Le 12 février 2024, la SASU ACTION LOGEMENT SERVICE s’est engagé en tant que caution, solidairement avec Monsieur [E] [B], afin de payer la dette de loyers pendant 36 échéances dans le cadre du dispositif VISALE.
Suite à des impayés, la SASU ACTION LOGEMENT SERVICE en tant que caution versait à la SCI MAM la somme de 1417,00 € correspondant aux loyers des mois de mars 2024 à juin 2024 et août 2024.
Par courrier du 6 novembre 2024, la SASU ACTION LOGEMENT SERVICE a saisi la Commission de Coordination des Actions de Prévention des Expulsions Locatives (CCAPEX) de l’existence d’impayés de loyers, en application du décret n° 2015-1384 du 30 octobre 2015.
La SASU ACTION LOGEMENT SERVICE a fait délivrer le 5 novembre 2024 à Monsieur [E] [B] :
un commandement de payer les loyers échus pour un arriéré de 1 417,00 €.
Suivant citation délivrée par huissier le 25 mars 2025, la SASU ACTION LOGEMENT SERVICE Fa_ont_bailleura attrait Monsieur [E] [B] devant le juge des contentieux de la protection de [Localité 5], aux fins de constater la résiliation de plein droit du contrat de bail et d’ordonner son expulsion.
La SASU ACTION LOGEMENT SERVICE Fa_ont_bailleura notifié l’assignation à la préfecture de la [Localité 4] par voie électronique avec accusé de réception délivrée le 26 mars 2025.
L’audience s’est tenue le 1 septembre 2025.
Lors de l’audience, la SASU ACTION LOGEMENT SERVICE en qualité de caution subrogé, a maintenu ses demandes tendant à constater le jeu de la clause résolutoire et à ordonner l’expulsion de Monsieur [E] [B]. Elle a en outre demandé au tribunal :
de condamner Monsieur [E] [B] au paiement des sommes suivantes :5 111,80 € au titre de sa créance locative subrogée arrêtée au 29 juillet 2025 ;une indemnité mensuelle d’occupation équivalente au montant du loyer plus charges due jusqu’au départ effectif des lieux ;800,00 € au titre de l’article 700 du code de procédure civile ;ainsi qu’aux entiers dépens.
La SASU ACTION LOGEMENT SERVICE a expliqué au soutien des prétentions :
la dernière quittance subrogative était signée par le représentant du bailleur.
Monsieur [E] [B] n’a pas comparu, malgré sa convocation régulière.
Un diagnostic social et financier a été reçu au greffe avant l’audience et il a été donné lecture de ses conclusions à l’audience. Monsieur [E] [B] n’a pu être joint par le travailleur social.
MOTIFS DE LA DECISION :
Sur l’absence du défendeur
En l’espèce, il convient de faire application de l’article 472 du code de procédure civile selon lequel « Si le défendeur ne comparaît pas, il est néanmoins statué sur le fond.
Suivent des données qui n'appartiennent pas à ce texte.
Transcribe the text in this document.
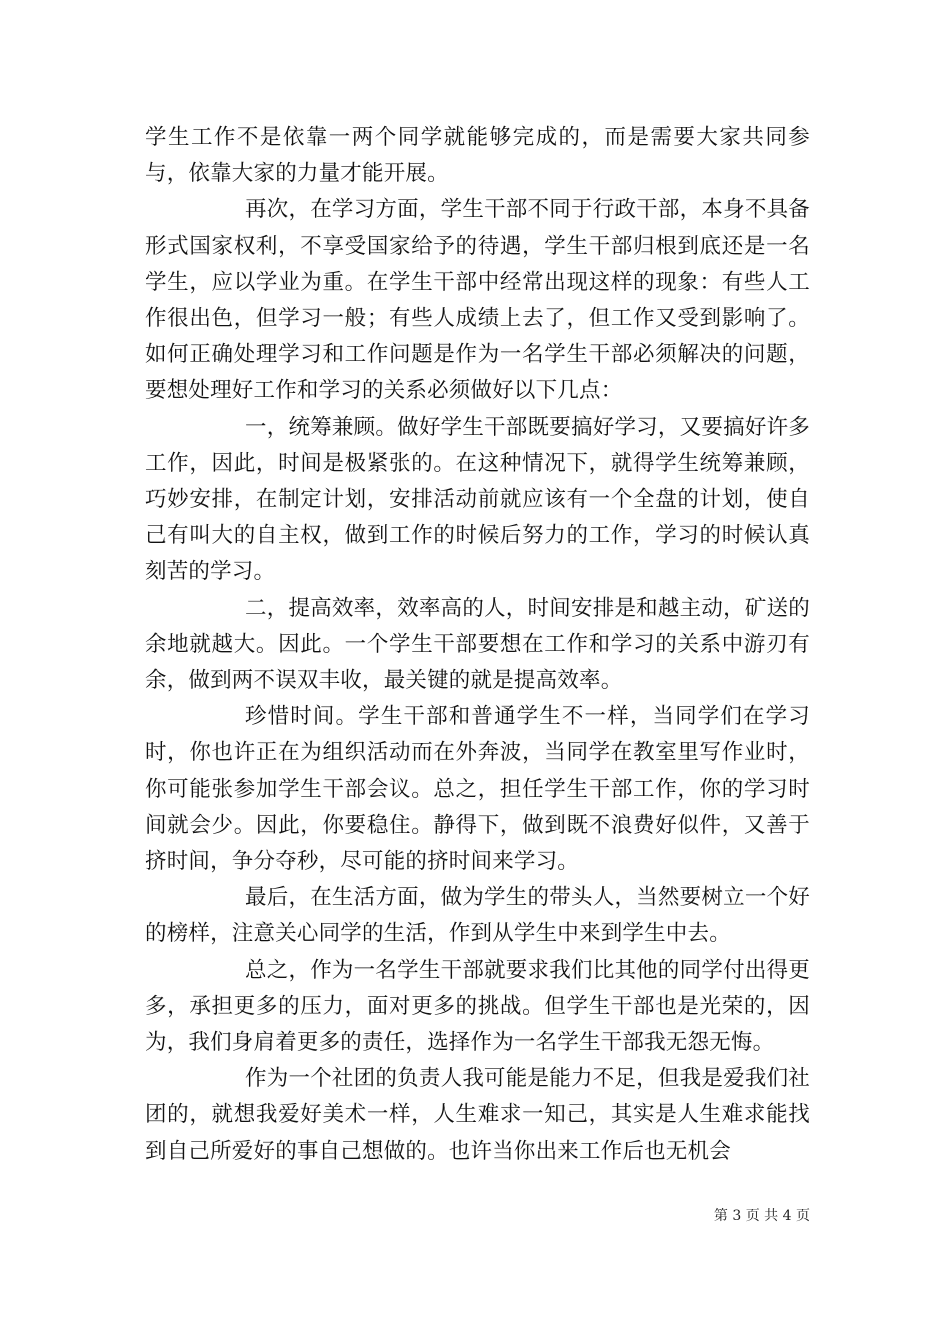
学生工作不是依靠一两个同学就能够完成的，而是需要大家共同参与，依靠大家的力量才能开展。

再次，在学习方面，学生干部不同于行政干部，本身不具备形式国家权利，不享受国家给予的待遇，学生干部归根到底还是一名学生，应以学业为重。在学生干部中经常出现这样的现象：有些人工作很出色，但学习一般；有些人成绩上去了，但工作又受到影响了。如何正确处理学习和工作问题是作为一名学生干部必须解决的问题，要想处理好工作和学习的关系必须做好以下几点：

一，统筹兼顾。做好学生干部既要搞好学习，又要搞好许多工作，因此，时间是极紧张的。在这种情况下，就得学生统筹兼顾，巧妙安排，在制定计划，安排活动前就应该有一个全盘的计划，使自己有叫大的自主权，做到工作的时候后努力的工作，学习的时候认真刻苦的学习。

二，提高效率，效率高的人，时间安排是和越主动，矿送的余地就越大。因此。一个学生干部要想在工作和学习的关系中游刃有余，做到两不误双丰收，最关键的就是提高效率。

珍惜时间。学生干部和普通学生不一样，当同学们在学习时，你也许正在为组织活动而在外奔波，当同学在教室里写作业时，你可能张参加学生干部会议。总之，担任学生干部工作，你的学习时间就会少。因此，你要稳住。静得下，做到既不浪费好似件，又善于挤时间，争分夺秒，尽可能的挤时间来学习。

最后，在生活方面，做为学生的带头人，当然要树立一个好的榜样，注意关心同学的生活，作到从学生中来到学生中去。

总之，作为一名学生干部就要求我们比其他的同学付出得更多，承担更多的压力，面对更多的挑战。但学生干部也是光荣的，因为，我们身肩着更多的责任，选择作为一名学生干部我无怨无悔。

作为一个社团的负责人我可能是能力不足，但我是爱我们社团的，就想我爱好美术一样，人生难求一知己，其实是人生难求能找到自己所爱好的事自己想做的。也许当你出来工作后也无机会

第 3 页 共 4 页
Le juge ne fait droit à la demande que dans la mesure où il l’estime régulière, recevable et bien fondée ».
Sur la recevabilité de la demande
La SASU ACTION LOGEMENT SERVICE ayant réglé au bailleur les sommes dues par le locataire au titre des loyers, elle se trouve subrogée dans tous les droits du bailleur.
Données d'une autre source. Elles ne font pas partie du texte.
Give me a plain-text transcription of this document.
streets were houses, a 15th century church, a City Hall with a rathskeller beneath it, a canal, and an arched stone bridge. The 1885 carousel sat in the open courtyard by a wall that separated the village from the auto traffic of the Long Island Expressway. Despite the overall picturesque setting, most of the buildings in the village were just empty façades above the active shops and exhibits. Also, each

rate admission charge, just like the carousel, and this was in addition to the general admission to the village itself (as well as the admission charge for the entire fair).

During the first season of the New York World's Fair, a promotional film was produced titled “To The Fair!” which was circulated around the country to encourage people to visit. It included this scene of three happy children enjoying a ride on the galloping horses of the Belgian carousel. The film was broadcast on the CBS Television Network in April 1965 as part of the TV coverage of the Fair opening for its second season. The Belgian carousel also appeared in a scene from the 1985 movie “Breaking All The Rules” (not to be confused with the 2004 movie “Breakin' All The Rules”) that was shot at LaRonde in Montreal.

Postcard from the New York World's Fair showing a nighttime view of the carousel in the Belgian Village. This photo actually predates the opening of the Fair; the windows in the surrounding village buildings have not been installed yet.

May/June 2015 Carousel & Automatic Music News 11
Une copie de l’assignation a été notifiée à la préfecture de la [Localité 4] par la voie électronique le 26 mars 2025, soit plus de six semaines avant l’audience, conformément aux dispositions de l’article 24 III de la loi n°89-462 du 06 juillet 1989.
Par ailleurs, il est démontré que La SASU ACTION LOGEMENT SERVICE a bien saisi la Commission de Coordination des Actions de Prévention des Expulsions Locatives (CCAPEX) de l’existence d’impayés de loyers, en application du décret n° 2015-1384 du 30 octobre 2015.
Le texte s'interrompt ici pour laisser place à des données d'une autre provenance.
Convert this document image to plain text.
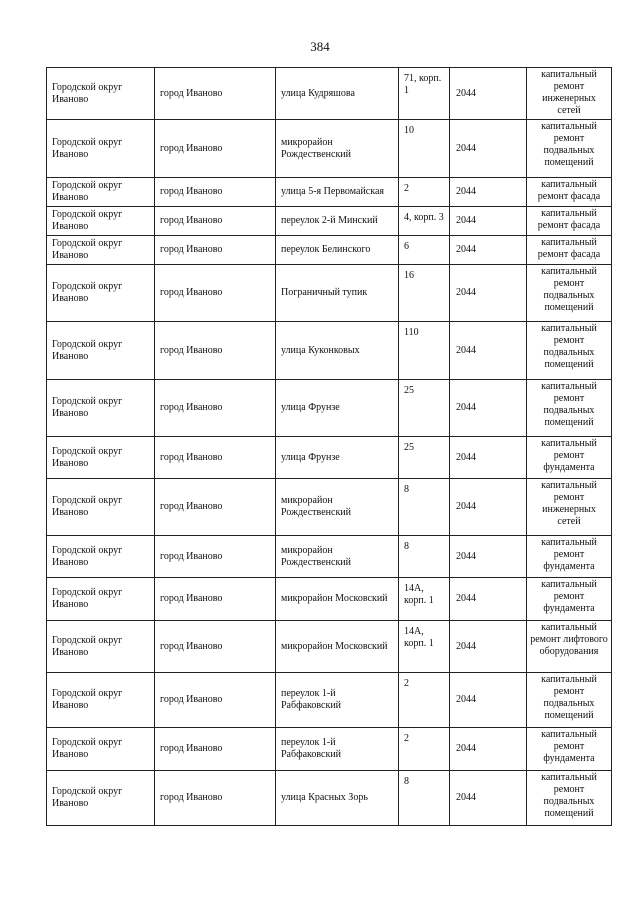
384
Городской округ Иваново	город Иваново	улица Кудряшова	71, корп. 1	2044	капитальный ремонт инженерных сетей
Городской округ Иваново	город Иваново	микрорайон Рождественский	10	2044	капитальный ремонт подвальных помещений
Городской округ Иваново	город Иваново	улица 5-я Первомайская	2	2044	капитальный ремонт фасада
Городской округ Иваново	город Иваново	переулок 2-й Минский	4, корп. 3	2044	капитальный ремонт фасада
Городской округ Иваново	город Иваново	переулок Белинского	6	2044	капитальный ремонт фасада
Городской округ Иваново	город Иваново	Пограничный тупик	16	2044	капитальный ремонт подвальных помещений
Городской округ Иваново	город Иваново	улица Куконковых	110	2044	капитальный ремонт подвальных помещений
Городской округ Иваново	город Иваново	улица Фрунзе	25	2044	капитальный ремонт подвальных помещений
Городской округ Иваново	город Иваново	улица Фрунзе	25	2044	капитальный ремонт фундамента
Городской округ Иваново	город Иваново	микрорайон Рождественский	8	2044	капитальный ремонт инженерных сетей
Городской округ Иваново	город Иваново	микрорайон Рождественский	8	2044	капитальный ремонт фундамента
Городской округ Иваново	город Иваново	микрорайон Московский	14А, корп. 1	2044	капитальный ремонт фундамента
Городской округ Иваново	город Иваново	микрорайон Московский	14А, корп. 1	2044	капитальный ремонт лифтового оборудования
Городской округ Иваново	город Иваново	переулок 1-й Рабфаковский	2	2044	капитальный ремонт подвальных помещений
Городской округ Иваново	город Иваново	переулок 1-й Рабфаковский	2	2044	капитальный ремонт фундамента
Городской округ Иваново	город Иваново	улица Красных Зорь	8	2044	капитальный ремонт подвальных помещений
L’action est donc recevable.
Sur la résiliation de plein droit, l’expulsion et la dette locative
— Sur la résiliation du bail en raison du non-paiement des loyers
L’article 24 de la loi n° 89-462 du 6 juillet 1989 dispose que « Tout contrat de bail d’habitation contient une clause prévoyant la résiliation de plein droit du contrat de location pour défaut de paiement du loyer ou des charges aux termes convenus ou pour non-versement du dépôt de garantie. Cette clause ne produit effet que six semaines après un commandement de payer demeuré infructueux. (…) Le juge peut, à la demande du locataire, du bailleur ou d’office, à la condition que le locataire soit en situation de régler sa dette locative et qu’il ait repris le versement intégral du loyer courant avant la date de l’audience, accorder des délais de paiement dans la limite de trois années, par dérogation au délai prévu au premier alinéa de l’article 1343-5 du code civil, au locataire en situation de régler sa dette locative. »
En l’espèce, le bail conclu entre les parties contient une clause aux termes de laquelle le contrat se trouvera de plein droit résilié, en cas de défaut de paiement des loyers et accessoires, deux mois après un commandement de payer resté infructueux.
À l’examen de l’ensemble des pièces versées aux débats, il apparaît qu’un commandement de payer a été délivré à Monsieur [E] [B] le 5 novembre 2024 pour un arriéré de loyers vérifié de 1 417,00 € et qu’il est demeuré infructueux dans le délai imparti, Monsieur [E] [B] n’ayant pas réglé la dette locative.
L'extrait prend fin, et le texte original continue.